I noticed recently when I tried to rename the footer element ID to ‘footer’, it changes the design, but changing it to anything else it then behaves like normal. I presume certain element names may be reserved/protected? But in that case, it should throw a message if it’s not meant to be used. If it’s allowed (as I assume it should be), then the bug would be that it’s changing the design once used.
Ahhh, interesting. So I had a CSS ID name of “footer” (on the element itself under the CSS tab > CSS ID), but there was no custom CSS code or anything like that. Was almost like there’s a conflict between the name of the element ID and the name of the CSS ID on the element, they can’t be the same name I guess. If true, then it might be a better user experience if users were able to see a note (or won’t save) changes if there’s ID name conflicts, may be good to consider that for future releases.
I assume you styled that element with the default ID before you gave that element a new ID. Then you give that element a different ID. So, that was why the styling was lost?

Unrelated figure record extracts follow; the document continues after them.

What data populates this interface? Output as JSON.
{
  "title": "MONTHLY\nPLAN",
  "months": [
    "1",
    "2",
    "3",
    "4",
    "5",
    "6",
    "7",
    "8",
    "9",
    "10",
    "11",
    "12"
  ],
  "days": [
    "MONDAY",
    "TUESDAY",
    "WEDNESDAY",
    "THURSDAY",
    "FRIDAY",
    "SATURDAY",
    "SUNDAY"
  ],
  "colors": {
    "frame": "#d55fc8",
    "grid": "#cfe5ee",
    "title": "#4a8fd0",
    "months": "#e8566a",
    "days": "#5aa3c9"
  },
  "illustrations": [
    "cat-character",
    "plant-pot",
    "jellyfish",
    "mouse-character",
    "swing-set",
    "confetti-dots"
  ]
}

I think I had assigned a CSS ID simply because I thought that was how to name them, and that didn’t actually rename the element itself. So once I tried to rename the element I had forgotten about the CSS ID named earlier and even though it’s the exact same name it seemed to be an issue. Interestingly, renaming the element ID the way I did it most recently also sets the CSS ID to the same name too. So I guess the bug is if doing it in reverse order I suppose, where one sets a CSS ID without renaming the element itself, then renaming the element to match the CSS ID will break it.